En revanche, on a trop longtemps négligé le rôle des confréries dans la diffusion de l’art post-tridentin. Une multitude d’entre elles, encouragées par la papauté et par les évêques, propagées par les nouveaux ordres religieux, popularisent les dévotions majeures de la Réforme catholique, l’adoration eucharistique, la prière mariale du rosaire, l’intercession pour les âmes du Purgatoire, et bien d’autres. Chacune se doit alors d’avoir sa chapelle ou au moins son autel, identifié par un retable, ainsi que des images à distribuer à ses membres pour leur rappeler leurs devoirs. Si certaines confréries, comme celle des orfèvres de Paris, ont fait travailler les plus grands artistes, la plupart ont peuplé nos églises d’œuvres modestes, produites par des artisans de terroir.

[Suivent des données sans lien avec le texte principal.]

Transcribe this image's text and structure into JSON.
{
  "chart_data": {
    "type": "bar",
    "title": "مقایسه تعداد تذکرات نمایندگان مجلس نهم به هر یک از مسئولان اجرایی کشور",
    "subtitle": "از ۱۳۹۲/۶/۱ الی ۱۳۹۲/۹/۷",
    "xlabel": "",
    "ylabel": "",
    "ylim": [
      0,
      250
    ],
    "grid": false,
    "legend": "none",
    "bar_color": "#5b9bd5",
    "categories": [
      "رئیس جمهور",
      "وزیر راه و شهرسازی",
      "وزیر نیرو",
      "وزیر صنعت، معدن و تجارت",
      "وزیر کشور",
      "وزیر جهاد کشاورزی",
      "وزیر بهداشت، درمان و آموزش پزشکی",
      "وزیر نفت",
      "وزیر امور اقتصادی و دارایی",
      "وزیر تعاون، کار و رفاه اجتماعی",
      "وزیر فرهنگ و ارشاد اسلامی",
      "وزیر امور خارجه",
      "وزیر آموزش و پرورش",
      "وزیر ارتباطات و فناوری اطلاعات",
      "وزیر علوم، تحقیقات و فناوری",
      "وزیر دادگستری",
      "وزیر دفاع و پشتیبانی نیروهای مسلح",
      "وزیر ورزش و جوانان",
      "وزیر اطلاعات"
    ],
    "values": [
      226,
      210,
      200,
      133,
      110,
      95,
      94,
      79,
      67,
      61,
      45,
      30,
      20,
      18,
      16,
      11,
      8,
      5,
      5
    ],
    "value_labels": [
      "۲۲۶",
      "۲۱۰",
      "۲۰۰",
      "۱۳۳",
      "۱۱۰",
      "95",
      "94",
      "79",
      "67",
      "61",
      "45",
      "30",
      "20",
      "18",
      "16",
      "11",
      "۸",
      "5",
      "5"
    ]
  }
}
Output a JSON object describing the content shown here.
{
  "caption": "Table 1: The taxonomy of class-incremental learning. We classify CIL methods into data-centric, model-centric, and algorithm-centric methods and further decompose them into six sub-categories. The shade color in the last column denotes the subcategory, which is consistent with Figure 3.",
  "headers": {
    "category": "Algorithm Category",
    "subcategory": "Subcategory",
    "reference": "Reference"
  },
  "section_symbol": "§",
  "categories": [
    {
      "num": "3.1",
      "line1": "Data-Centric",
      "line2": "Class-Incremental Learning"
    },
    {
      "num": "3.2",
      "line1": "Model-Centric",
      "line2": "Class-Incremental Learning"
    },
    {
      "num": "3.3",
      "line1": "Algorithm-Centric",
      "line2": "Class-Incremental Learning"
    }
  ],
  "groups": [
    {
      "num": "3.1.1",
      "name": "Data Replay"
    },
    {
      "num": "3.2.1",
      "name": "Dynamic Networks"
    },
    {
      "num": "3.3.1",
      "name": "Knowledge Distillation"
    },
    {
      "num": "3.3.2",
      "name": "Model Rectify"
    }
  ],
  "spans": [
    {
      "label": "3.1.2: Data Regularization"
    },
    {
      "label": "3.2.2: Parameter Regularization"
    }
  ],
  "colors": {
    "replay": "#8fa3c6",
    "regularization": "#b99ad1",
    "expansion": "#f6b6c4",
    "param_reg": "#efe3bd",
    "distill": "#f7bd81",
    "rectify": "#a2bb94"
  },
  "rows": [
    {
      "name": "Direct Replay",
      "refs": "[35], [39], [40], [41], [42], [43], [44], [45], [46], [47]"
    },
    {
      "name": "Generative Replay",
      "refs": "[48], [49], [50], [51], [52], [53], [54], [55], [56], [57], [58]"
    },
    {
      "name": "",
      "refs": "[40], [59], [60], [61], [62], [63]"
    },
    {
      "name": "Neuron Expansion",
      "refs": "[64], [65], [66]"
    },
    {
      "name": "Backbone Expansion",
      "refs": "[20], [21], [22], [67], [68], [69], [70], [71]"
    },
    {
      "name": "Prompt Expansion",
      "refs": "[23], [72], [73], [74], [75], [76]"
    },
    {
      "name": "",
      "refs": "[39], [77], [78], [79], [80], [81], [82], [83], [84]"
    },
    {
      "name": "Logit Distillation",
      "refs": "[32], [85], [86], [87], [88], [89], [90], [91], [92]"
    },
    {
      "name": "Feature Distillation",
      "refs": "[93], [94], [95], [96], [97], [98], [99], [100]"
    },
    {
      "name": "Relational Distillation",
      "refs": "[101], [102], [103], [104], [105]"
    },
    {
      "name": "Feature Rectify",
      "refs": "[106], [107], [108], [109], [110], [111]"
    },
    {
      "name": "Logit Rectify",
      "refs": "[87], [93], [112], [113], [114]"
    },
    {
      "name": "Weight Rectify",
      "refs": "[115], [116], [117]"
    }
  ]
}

On peut rattacher à cette production celle des images de piété à usage individuel, dont le succès est difficile à mesurer aujourd’hui. Elles aussi sont souvent la réplique d’œuvres majeures et de directives précises. Tel est le cas, par exemple, de la série de gravures que le jésuite Nadal a fait réaliser aux Pays-Bas, à la fin du XVIe siècle, pour illustrer les scènes de la vie de Jésus. Non seulement elles ont pu servir à guider des peintres en mal d’imagination, mais, introduites chez les particuliers, elles les ont aidés, dans leurs oraisons, à faire la « composition de lieu » recommandée par saint Ignace. Au reste, tous les maîtres spirituels de l’époque (y compris César de Bus, qui était aveugle !) préconisent de méditer devant des images pieuses. Ce qui n’exclut pas que l’image ait pu, en bien des maisons, conserver son usage, officiellement prohibé, de talisman…

C’est à dessein que nous n’avons pas employé l’adjectif « baroque ». Le nouvel art catholique, préconisé à l’époque où le style à la mode était celui que nous appelons « maniériste », ne portait pas de soi à l’efflorescence et aux excès de celui que les générations suivantes ont cultivé et que nous appelons « baroque ». Ou s’il y portait, c’était de façon implicite. Car on reconnaît en lui le triomphalisme de la Vérité, si manifeste dans la Rome papale, ainsi que l’exaltation des sens, en particulier de la vue, de sorte que la beauté terrestre soit la promesse du Paradis céleste.